While some assumptions, especially the deferment to the future, seem highly figurative in discursive terms, there is a very strong technical subtext to Derrida’s conceptualization here. Contemporary archiving is most concerned about the format of the digital documents that need to be preserved: there are competing formats supported by different software (and companies behind the particular applications, of course) that promise maximal compatibility for future retrieval technologies, yet we do not know which of these will eventually prove to be consistent enough and widely supported (not only by archivists, archiving policies, but by the user community all around the world) to be “future proof.” If we widen the scope of the archive beyond written documents (which we obviously should), it is not even evident that we shall have to work with document types that are prevalent formats today: new medial representation forms, technical frames, modes of knowledge transfer, etc. could pop up any day and conquer communication methods: the archive should – at least conceptually and in basic technical terms – be ready for all kinds of changes to operate precisely like an archive as Derrida describes it.

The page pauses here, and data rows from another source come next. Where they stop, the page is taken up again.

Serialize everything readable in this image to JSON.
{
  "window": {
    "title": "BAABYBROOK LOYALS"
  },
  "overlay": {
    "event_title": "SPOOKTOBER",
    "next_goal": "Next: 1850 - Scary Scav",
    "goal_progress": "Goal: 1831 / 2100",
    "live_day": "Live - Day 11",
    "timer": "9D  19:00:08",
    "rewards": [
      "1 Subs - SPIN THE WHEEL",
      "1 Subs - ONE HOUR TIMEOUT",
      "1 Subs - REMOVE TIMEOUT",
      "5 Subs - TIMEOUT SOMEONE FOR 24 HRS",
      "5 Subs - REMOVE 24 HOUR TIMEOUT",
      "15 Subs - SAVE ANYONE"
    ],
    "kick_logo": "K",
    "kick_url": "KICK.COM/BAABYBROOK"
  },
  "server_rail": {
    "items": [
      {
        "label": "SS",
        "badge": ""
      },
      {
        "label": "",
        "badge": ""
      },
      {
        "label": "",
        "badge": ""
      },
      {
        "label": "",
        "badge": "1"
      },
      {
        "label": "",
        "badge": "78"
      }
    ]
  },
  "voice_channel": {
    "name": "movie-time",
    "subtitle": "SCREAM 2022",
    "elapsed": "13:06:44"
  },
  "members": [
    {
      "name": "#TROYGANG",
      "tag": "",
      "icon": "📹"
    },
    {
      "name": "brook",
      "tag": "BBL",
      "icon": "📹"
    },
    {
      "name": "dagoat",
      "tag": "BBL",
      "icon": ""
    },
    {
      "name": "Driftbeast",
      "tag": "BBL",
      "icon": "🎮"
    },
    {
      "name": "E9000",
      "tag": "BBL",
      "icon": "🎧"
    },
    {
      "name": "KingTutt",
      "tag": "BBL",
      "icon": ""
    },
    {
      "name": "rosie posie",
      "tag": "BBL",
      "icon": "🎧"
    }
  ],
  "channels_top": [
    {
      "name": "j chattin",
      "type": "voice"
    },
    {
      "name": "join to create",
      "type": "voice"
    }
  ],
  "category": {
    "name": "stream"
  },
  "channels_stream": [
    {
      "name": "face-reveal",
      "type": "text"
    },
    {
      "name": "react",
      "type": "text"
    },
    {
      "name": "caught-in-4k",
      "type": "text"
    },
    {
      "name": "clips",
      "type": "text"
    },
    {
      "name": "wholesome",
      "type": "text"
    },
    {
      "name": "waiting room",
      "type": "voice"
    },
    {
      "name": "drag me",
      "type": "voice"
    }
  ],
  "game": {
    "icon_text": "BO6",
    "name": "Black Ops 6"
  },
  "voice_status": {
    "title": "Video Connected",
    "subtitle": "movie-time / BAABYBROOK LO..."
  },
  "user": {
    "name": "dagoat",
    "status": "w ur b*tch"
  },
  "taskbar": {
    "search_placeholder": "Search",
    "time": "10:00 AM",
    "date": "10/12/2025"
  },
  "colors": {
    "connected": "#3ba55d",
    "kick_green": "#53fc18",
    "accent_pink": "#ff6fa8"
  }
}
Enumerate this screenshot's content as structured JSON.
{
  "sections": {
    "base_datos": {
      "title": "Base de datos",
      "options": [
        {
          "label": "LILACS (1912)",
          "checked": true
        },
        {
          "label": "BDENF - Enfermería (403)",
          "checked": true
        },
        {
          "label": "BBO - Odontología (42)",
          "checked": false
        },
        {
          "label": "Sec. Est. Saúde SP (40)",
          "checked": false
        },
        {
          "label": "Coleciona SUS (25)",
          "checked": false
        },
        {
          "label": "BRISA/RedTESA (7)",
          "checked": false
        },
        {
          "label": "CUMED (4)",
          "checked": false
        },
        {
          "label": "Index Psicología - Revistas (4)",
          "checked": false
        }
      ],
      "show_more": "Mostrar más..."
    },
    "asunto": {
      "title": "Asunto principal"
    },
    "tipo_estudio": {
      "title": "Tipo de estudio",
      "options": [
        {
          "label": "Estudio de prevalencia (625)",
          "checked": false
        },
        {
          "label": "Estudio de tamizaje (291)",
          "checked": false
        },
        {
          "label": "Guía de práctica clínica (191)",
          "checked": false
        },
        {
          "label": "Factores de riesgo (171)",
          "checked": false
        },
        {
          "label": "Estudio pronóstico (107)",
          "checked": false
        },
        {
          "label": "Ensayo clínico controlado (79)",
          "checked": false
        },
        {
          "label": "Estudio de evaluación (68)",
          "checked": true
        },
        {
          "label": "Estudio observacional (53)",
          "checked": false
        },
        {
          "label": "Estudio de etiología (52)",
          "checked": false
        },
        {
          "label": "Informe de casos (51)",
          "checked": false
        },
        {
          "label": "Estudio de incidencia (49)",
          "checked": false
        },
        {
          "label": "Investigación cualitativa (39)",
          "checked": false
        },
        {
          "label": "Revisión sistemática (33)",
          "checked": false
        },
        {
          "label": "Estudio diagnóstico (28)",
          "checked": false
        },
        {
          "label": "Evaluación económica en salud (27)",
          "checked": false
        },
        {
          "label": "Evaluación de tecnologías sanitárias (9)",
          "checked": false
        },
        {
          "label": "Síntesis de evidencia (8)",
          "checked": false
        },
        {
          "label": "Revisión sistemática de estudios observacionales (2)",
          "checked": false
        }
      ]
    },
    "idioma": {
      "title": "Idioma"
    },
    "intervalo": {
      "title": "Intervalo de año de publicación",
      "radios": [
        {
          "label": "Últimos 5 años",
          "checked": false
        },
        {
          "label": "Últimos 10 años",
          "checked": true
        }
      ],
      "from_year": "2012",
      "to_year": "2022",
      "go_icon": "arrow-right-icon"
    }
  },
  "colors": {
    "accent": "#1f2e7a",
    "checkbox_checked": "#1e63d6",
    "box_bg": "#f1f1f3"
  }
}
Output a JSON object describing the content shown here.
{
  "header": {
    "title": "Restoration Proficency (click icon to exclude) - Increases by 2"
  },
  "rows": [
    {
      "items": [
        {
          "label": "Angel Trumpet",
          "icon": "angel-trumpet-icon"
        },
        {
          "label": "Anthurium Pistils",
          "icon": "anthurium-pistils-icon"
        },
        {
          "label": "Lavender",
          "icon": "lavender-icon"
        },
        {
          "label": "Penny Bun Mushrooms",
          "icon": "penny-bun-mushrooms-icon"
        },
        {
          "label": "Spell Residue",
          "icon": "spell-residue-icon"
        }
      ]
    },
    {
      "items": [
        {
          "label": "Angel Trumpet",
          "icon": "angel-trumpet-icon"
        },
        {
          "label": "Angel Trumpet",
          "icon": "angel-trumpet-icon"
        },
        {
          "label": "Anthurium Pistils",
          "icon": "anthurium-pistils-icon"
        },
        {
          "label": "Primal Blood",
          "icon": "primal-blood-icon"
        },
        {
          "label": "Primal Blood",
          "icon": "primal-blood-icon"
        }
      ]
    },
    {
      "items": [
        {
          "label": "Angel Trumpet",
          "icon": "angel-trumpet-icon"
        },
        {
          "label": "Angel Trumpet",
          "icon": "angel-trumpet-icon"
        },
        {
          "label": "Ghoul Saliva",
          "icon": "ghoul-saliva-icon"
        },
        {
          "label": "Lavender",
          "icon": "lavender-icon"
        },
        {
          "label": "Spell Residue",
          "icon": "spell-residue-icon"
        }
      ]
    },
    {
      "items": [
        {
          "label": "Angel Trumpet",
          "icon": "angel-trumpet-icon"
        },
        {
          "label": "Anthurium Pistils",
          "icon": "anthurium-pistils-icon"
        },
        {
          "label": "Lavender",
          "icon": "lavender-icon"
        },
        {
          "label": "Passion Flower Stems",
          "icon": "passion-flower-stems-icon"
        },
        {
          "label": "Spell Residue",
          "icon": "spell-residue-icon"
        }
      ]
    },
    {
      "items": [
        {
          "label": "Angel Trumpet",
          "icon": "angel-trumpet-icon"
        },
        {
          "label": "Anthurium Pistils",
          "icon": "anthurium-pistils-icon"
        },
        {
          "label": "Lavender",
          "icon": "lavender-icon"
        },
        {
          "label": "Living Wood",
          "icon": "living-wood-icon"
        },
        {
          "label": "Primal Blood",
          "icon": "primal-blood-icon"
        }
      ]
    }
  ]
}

I tried to stress the technical relevance of Derrida’s reading of the archive here, but this side may not be so apparent if we read some of the criticism on his discussion. Wolfgang Ernst, for instance, argues that what the philosophical tradition (meaning mainly the continental, French tradition, with Michel Foucault and Derrida taking lead) does to the issue of the archive is nothing but relegating it to the realm of empty metaphors, thus inflating the concept (Ernst, 2008, 107). As opposed to what the “metaphorists” say, Ernst proposes an “elaboration of theoretical ideas in digital humanities in medium-specific ways” (Parikka in Ernst, 2013, 2), i.e. advocates an approach that is informed by specific material, institutional, political, and medial tenets. It is from this position he criticizes Derrida and Foucault: the former “virtualizes” the concept of the archive, while the latter seems to forget about the complexity of media technology and infrastructure altogether (Ernst, 2008, 113). Moreover, while acknowledging that today the archive is driven by a first and foremost “cybernetic” logic (111), he refuses to theorize or comment upon the shift of paradigm in terms of the analogue to digital transition, talking about the system of the archive defined as an apparatus that has both ideological and material dimensions (114).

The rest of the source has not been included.